On this particular morning I didn’t know many of the nurses’ faces – and they didn’t recognise me. This told me that the night shift had relied heavily on agency staff. Two of my three cases from the previous day could leave the unit, but only when ward beds became available. Until then, they would continue to languish in this intimidating environment that never slept, at a cost exceeding £1,000 per day. Sometimes we’d even discharge patients directly home from intensive care when the ward was chronically blocked with the elderly and the destitute.
This was not how it used to be. >When we fought to build the department, just three heart surgeons would perform 1,500 heart operations each year and we’d cover the chest surgery between us.
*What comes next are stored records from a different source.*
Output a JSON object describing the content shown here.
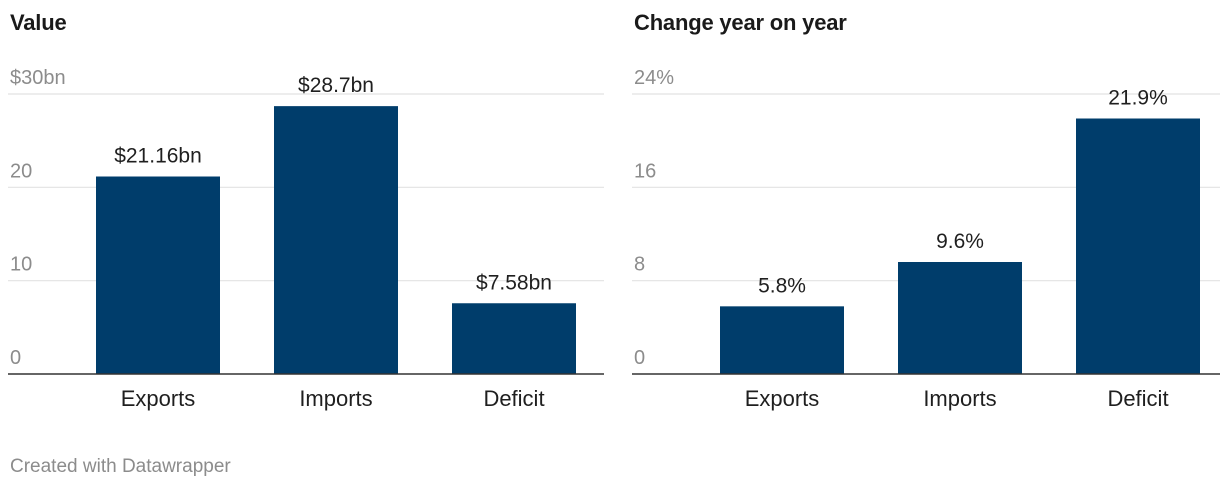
{
  "chart_data": [
    {
      "type": "bar",
      "title": "Value",
      "categories": [
        "Exports",
        "Imports",
        "Deficit"
      ],
      "values": [
        21.16,
        28.7,
        7.58
      ],
      "data_labels": [
        "$21.16bn",
        "$28.7bn",
        "$7.58bn"
      ],
      "yticks": [
        0,
        10,
        20,
        30
      ],
      "ytick_labels": [
        "0",
        "10",
        "20",
        "$30bn"
      ],
      "ylim": [
        0,
        30
      ],
      "grid": true,
      "color": "#003d6b"
    },
    {
      "type": "bar",
      "title": "Change year on year",
      "categories": [
        "Exports",
        "Imports",
        "Deficit"
      ],
      "values": [
        5.8,
        9.6,
        21.9
      ],
      "data_labels": [
        "5.8%",
        "9.6%",
        "21.9%"
      ],
      "yticks": [
        0,
        8,
        16,
        24
      ],
      "ytick_labels": [
        "0",
        "8",
        "16",
        "24%"
      ],
      "ylim": [
        0,
        24
      ],
      "grid": true,
      "color": "#003d6b"
    }
  ],
  "footer": {
    "credit": "Created with Datawrapper"
  }
}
Now in the same modest facilities we had five heart surgeons performing half that number of cases, alongside another three chest surgeons operating on the lungs. This was the price of progress – twice as many highly trained professionals doing much less work amid a disintegrating infrastructure. But hey. A hospital delegation was trying to recruit nurses in the Philippines that very week, so all would be well one day.
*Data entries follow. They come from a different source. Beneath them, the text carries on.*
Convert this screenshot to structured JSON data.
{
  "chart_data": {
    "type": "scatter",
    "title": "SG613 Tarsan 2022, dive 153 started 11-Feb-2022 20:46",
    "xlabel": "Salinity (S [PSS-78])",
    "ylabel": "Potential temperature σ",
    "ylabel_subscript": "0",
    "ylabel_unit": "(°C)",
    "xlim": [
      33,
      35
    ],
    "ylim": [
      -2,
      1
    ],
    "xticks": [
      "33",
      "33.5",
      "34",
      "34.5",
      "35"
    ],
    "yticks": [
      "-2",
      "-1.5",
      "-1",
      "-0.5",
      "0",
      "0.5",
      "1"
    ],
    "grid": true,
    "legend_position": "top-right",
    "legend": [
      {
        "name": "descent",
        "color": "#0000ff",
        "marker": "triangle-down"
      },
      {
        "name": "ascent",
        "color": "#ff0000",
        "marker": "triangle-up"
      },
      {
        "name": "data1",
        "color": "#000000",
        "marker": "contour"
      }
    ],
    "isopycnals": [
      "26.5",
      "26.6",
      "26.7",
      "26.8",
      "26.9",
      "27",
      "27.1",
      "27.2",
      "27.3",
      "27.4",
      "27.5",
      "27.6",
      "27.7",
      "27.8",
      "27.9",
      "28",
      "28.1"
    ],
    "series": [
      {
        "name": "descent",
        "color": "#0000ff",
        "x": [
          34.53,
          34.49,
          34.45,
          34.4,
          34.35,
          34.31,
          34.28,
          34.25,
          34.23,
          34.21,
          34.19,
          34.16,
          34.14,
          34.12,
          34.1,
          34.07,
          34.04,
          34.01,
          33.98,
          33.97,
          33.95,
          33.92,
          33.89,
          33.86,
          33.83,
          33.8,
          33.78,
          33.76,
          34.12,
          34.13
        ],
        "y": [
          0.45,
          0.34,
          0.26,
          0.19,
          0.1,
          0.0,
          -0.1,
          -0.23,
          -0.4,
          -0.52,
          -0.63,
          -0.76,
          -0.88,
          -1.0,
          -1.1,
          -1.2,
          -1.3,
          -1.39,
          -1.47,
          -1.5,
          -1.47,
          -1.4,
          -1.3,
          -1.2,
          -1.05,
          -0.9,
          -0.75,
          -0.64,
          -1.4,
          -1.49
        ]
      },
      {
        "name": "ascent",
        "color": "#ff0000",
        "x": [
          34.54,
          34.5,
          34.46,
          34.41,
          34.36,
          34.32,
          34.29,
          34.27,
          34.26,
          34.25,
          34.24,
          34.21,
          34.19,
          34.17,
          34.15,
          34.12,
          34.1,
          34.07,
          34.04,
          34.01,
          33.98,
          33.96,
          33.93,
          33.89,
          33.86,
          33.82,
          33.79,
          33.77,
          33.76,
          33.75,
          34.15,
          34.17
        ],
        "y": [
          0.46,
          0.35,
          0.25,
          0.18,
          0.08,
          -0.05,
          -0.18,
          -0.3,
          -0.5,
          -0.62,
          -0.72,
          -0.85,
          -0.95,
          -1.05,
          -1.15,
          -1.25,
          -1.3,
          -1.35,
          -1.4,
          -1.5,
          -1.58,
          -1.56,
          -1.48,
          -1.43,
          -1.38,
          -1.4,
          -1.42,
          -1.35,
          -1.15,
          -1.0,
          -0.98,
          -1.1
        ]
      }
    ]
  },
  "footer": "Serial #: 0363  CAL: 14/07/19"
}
8 am – and my early-morning optimism was already punctured. I left the cacophony of life support, pulsating balloon pumps, hissing ventilators and screeching alarms. I heard weeping relatives, suggesting that a bed might soon be vacated. Knife to skin should be at 8.30, and I expected the baby to be anaesthetised by now. I assiduously avoided watching parents part from their children at the operating theatre doors. It was traumatic enough for me when my son had his tonsils out. Heart operations were a cut above. When I told parents that their child had a 95 per cent chance of survival, all that registered was the 5 per cent possibility of death. Statistics don’t help when it’s your child that doesn’t make it. So I told them what they wanted to hear, then hoped it would be true.
But the anaesthetic room was empty. The anaesthetist was sitting in the coffee room eating breakfast.
‘Have we sent yet?’ I asked with an air of resignation.
She shook her head. We had to wait for the paediatric intensive care ward round to decide whether they could give us a bed. No bed, third cancellation. It couldn’t be allowed to happen, yet the round hadn’t even started. It was an 8.30 start at the other end of the corridor, so I went there directly.